From the aforementioned list of references in the first article I read, I did a google search of Eduard Hanslick, who was a German musicologist in the late 1800’s. I found a great quote of his I wish to use;
“Music has no subject beyond the combinations of notes we hear, for music speaks not only by means of sounds, it speaks nothing but sound.”.
I’ve been unable to find a credible source for it though, besides somewhere it was quoted on this Wikipedia page. I like this quote because it puts plainly the fact that even though music and sound are not recognised as being the same thing, you cannot have music without sound. I’m hoping to write this essay with the slant that the word “music” can define anything someone wants it to be, so I’m looking for good sources to back this idea up.

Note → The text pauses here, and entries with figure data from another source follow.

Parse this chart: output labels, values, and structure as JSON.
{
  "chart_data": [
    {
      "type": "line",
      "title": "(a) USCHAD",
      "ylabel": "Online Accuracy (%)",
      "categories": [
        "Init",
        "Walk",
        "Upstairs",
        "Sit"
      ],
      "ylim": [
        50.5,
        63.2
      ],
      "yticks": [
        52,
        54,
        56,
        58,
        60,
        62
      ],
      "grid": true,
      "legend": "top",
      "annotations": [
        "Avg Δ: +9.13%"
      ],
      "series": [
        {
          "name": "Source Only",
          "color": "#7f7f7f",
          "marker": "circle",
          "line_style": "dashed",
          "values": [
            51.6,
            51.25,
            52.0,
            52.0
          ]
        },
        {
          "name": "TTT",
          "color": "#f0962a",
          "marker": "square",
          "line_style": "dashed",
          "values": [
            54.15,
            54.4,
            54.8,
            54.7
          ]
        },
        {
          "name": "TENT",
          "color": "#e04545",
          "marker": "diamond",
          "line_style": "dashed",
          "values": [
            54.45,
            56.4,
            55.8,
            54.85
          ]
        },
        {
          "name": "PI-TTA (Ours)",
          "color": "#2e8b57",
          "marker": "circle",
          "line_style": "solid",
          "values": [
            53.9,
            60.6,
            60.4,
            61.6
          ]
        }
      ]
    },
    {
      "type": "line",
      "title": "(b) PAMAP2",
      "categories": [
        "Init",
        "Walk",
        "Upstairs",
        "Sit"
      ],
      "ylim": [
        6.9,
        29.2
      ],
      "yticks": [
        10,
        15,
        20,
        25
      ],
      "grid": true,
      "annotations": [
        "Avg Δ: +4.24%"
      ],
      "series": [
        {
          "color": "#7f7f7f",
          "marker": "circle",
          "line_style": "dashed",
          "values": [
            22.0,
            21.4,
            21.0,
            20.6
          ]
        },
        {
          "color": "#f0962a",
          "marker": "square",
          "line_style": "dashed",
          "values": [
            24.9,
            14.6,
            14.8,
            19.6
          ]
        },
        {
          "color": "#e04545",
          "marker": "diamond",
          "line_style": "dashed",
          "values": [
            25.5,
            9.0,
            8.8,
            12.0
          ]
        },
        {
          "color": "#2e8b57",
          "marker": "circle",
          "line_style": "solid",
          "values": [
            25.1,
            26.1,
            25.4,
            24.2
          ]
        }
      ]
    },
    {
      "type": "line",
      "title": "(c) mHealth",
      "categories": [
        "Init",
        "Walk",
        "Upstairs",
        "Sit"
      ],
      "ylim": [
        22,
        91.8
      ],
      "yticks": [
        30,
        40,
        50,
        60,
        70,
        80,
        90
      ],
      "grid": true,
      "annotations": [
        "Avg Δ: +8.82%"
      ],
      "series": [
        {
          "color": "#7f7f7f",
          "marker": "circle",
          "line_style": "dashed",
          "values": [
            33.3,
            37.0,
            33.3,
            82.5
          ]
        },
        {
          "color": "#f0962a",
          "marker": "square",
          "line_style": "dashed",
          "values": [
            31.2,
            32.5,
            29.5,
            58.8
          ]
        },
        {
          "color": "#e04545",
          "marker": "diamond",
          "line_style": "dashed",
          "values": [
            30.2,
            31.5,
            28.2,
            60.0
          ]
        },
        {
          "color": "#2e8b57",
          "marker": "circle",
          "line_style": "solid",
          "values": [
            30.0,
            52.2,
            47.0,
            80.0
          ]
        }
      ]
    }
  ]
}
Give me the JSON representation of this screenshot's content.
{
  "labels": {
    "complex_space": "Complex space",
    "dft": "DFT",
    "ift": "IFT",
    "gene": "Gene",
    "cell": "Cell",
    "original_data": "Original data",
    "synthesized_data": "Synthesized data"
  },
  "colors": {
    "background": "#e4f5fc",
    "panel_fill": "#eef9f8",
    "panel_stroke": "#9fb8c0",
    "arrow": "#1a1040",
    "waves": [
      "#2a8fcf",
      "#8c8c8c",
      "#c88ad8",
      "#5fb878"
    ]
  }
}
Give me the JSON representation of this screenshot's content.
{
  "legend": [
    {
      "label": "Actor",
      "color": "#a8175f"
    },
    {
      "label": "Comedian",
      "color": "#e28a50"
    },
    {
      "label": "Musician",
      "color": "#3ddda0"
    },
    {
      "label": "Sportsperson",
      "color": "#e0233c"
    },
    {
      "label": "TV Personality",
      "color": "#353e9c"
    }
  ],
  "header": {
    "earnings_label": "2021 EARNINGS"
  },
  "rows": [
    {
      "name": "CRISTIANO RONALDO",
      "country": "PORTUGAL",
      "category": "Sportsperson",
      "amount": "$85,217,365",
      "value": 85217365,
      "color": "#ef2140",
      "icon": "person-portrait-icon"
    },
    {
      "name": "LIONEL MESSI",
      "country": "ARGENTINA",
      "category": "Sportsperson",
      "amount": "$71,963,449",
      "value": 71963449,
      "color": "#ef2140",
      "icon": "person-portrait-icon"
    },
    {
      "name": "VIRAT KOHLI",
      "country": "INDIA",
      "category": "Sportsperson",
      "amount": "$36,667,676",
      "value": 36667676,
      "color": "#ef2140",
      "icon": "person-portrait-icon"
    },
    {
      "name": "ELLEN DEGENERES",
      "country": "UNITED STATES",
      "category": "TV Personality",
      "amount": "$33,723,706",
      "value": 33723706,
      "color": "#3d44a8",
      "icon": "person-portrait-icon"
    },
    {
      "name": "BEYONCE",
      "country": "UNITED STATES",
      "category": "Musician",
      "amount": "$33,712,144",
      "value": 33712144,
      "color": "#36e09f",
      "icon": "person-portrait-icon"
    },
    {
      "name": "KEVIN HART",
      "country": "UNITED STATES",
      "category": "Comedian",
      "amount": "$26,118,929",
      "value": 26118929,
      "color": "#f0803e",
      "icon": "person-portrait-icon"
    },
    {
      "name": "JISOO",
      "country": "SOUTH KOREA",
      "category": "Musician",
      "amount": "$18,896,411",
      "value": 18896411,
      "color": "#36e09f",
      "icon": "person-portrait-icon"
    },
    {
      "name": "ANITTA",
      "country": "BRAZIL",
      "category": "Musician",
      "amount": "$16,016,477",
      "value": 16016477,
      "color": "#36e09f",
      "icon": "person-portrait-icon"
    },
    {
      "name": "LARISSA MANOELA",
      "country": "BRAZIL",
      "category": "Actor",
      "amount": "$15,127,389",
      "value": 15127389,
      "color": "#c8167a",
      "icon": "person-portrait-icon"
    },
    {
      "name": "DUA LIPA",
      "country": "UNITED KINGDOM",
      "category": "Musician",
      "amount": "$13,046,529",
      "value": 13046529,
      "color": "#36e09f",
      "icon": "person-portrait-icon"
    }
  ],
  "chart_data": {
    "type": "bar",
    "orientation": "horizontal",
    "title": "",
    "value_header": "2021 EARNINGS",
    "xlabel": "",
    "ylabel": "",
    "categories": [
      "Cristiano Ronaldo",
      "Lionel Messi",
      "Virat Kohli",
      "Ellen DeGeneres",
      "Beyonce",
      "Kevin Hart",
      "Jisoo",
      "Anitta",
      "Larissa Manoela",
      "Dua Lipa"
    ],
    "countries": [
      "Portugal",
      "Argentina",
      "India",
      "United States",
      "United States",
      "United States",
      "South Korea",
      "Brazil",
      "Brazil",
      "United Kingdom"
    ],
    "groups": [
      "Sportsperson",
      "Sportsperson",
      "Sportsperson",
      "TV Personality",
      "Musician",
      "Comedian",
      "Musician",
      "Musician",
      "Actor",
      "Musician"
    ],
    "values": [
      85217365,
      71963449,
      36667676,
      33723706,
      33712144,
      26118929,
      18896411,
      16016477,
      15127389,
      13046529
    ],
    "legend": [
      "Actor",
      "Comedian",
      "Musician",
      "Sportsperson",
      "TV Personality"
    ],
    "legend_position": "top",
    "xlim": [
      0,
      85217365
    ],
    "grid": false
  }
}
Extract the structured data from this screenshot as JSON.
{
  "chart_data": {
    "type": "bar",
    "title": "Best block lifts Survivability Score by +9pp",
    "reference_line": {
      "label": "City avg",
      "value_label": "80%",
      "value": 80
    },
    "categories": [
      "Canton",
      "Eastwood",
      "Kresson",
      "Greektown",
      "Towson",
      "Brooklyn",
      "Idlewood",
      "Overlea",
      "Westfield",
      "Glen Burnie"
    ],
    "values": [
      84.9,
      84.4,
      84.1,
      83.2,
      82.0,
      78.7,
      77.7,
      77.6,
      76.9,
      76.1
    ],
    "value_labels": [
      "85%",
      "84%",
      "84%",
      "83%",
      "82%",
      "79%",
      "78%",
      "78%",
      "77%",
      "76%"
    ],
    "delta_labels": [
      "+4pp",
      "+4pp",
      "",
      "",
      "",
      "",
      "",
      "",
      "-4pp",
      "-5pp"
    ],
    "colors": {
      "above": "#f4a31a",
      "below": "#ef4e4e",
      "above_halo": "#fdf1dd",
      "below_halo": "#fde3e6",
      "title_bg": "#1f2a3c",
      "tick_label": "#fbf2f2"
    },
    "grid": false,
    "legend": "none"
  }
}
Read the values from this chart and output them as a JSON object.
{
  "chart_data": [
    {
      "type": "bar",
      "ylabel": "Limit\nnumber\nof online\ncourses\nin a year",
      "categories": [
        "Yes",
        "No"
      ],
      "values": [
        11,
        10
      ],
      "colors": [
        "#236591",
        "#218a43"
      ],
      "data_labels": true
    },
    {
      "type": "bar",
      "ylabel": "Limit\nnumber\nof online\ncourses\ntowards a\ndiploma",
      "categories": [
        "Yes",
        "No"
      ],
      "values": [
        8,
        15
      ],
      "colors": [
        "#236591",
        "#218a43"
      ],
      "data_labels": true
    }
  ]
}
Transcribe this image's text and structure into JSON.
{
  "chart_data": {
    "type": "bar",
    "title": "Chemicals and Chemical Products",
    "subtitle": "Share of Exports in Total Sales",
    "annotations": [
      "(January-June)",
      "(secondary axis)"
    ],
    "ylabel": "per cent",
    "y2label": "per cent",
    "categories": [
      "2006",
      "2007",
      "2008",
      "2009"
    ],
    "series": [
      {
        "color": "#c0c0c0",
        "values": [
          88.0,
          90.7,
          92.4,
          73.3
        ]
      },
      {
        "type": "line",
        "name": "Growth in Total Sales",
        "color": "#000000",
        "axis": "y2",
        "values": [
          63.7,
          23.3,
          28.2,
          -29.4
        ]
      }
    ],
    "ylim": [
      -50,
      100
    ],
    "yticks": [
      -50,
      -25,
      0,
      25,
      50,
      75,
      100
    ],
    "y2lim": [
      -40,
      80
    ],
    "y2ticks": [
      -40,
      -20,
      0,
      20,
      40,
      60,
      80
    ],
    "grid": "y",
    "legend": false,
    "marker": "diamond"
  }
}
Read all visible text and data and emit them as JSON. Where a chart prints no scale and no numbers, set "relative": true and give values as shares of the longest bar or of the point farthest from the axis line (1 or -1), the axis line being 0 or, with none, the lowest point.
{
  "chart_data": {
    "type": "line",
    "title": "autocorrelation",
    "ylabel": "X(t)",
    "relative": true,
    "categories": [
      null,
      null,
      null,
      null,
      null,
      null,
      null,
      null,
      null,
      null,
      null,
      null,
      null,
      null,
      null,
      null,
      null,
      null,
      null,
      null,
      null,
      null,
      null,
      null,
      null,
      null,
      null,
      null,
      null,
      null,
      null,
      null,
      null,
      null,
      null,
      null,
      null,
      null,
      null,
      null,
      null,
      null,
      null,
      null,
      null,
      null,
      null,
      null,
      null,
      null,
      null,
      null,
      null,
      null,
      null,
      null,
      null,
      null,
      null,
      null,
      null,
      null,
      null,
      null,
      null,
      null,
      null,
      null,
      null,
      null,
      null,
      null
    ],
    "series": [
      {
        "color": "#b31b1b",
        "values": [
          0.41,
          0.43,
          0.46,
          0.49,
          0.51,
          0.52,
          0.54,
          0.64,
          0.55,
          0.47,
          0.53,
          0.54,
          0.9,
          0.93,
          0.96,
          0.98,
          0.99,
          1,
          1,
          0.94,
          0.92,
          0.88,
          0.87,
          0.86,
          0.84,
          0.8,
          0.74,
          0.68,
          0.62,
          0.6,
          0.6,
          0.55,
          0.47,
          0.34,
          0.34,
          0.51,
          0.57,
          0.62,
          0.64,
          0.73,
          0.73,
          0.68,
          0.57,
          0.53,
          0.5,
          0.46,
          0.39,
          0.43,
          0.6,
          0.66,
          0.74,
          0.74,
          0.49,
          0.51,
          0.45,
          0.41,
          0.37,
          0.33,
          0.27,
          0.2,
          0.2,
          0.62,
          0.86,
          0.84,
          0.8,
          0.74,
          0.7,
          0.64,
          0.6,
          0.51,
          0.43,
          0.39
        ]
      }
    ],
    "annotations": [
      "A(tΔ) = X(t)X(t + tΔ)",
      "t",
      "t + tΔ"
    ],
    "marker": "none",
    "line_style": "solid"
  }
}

This is a fairly useful site I used to research a bit of the development of musical systems and theory. Although the dates and time periods aren’t the ones I’m interested in for my essay, I still found this information quite handy.
The continued reading on this site goes a bit more into the periods I’m looking for. It also features a great quote;
“… there is music wherever there is harmony, order or proportion.”
—Sir Thomas Bow
but it doesn’t have a proper source for it.
This is a really helpful source for my section on dadaism. This is an important piece of history to write about and is fundamental to help my point that any sound can be deemed as music.
This piece has loads of great quotes from John Cage. It’s hard to find any source-able biographies on Cage but as this one has already sources for every quote then I’ll double-check them and add them to my references.